(1.) The respondents to this revision remain ex parte. No counsel is before me to represent their side of the case. More is the pity because the question for decision raises a somewhat rare problem in execution. The Code does not offer ready answer to it. There is no direct precedent of this Court either. I heard Mr. M. Srinivasan for the petitioner. His advocacy was fair to the other side. This was only to be expected. All the same, at the end of the day, I could not help feeling that listening to an advocate argue both sides of a question is not quite the same thing as hearing advocates on both sides argue that question from rival positions. In such cases, we are often left with a sense of 'unfinished finish' about the hearing, if I may borrow a phrase from Galsworthy. I must, however, tale this revision as I find it, and deal with the point as best I may,
(2.) Outwardly, the point looks simple. It has to do with a problem of set-off -in execution. The set-off is as between parties figuring under the same decree Order 21 Rule 19 provides for certain cases of set-off. It says that cross decrees as between two parties are entitled it, be set off against each other.

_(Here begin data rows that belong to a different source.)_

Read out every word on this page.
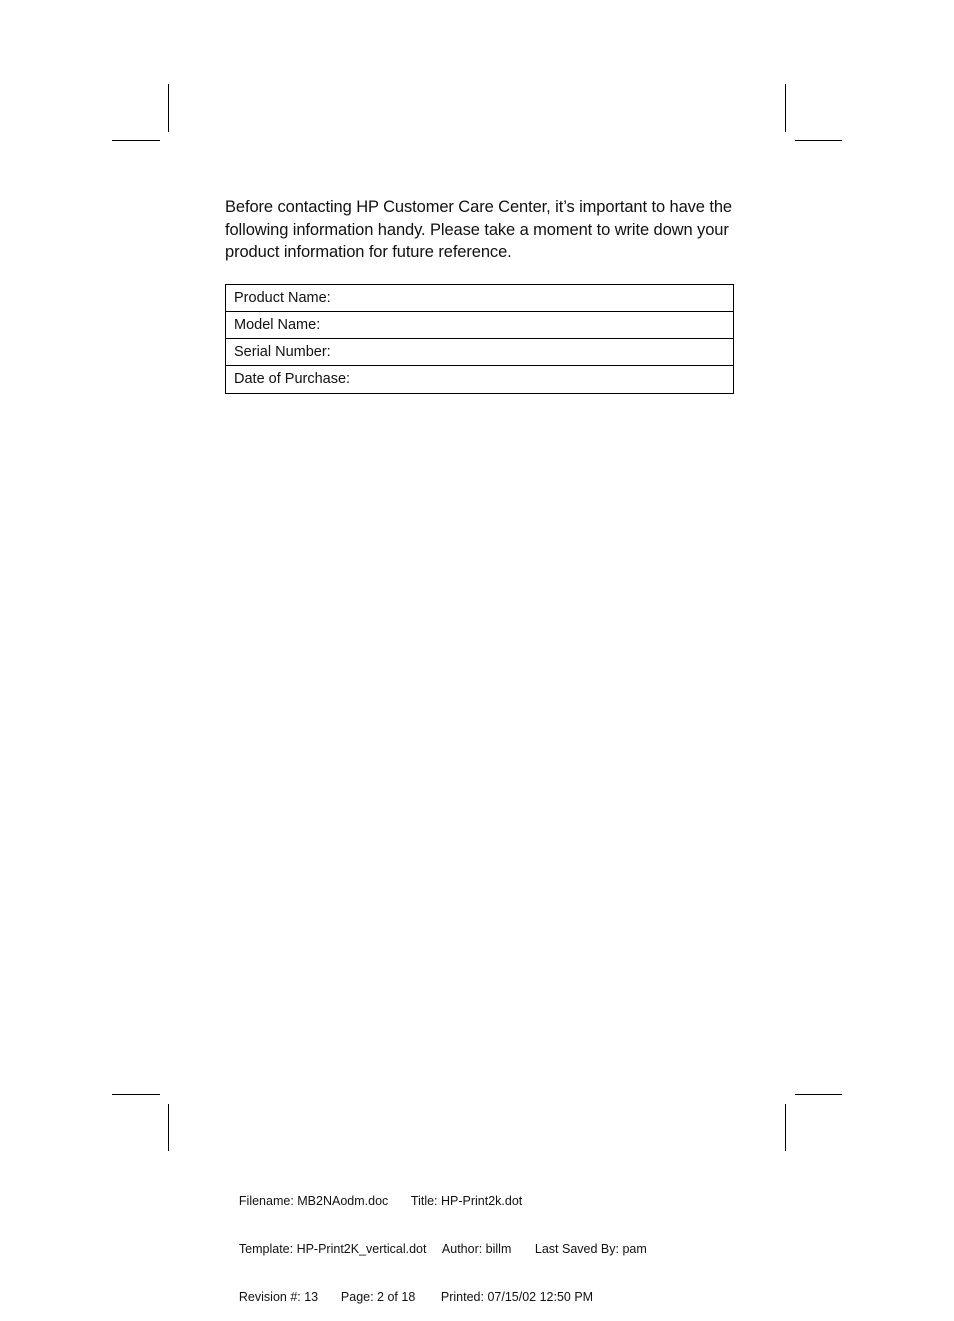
Before contacting HP Customer Care Center, it’s important to have the following information handy. Please take a moment to write down your product information for future reference.

Product Name:
Model Name:
Serial Number:
Date of Purchase:

Filename: MB2NAodm.doc Title: HP-Print2k.dot

Template: HP-Print2K_vertical.dot Author: billm Last Saved By: pam

Revision #: 13 Page: 2 of 18 Printed: 07/15/02 12:50 PM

(3.) Needless to say, the problem would arise only when the cross-decrees are decrees for money. What we have here is a final decree for partition of properties. But the decree contains two provisions which may be regarded as cross-decrees for money. On the one side, there is a decree for costs in certain sum. On the other side there is a decree for owelty in a certain sum. The matter under revision arises in execution of the decree for costs. And the question raised is whether the decree for costs can be set off against the decree for owelty.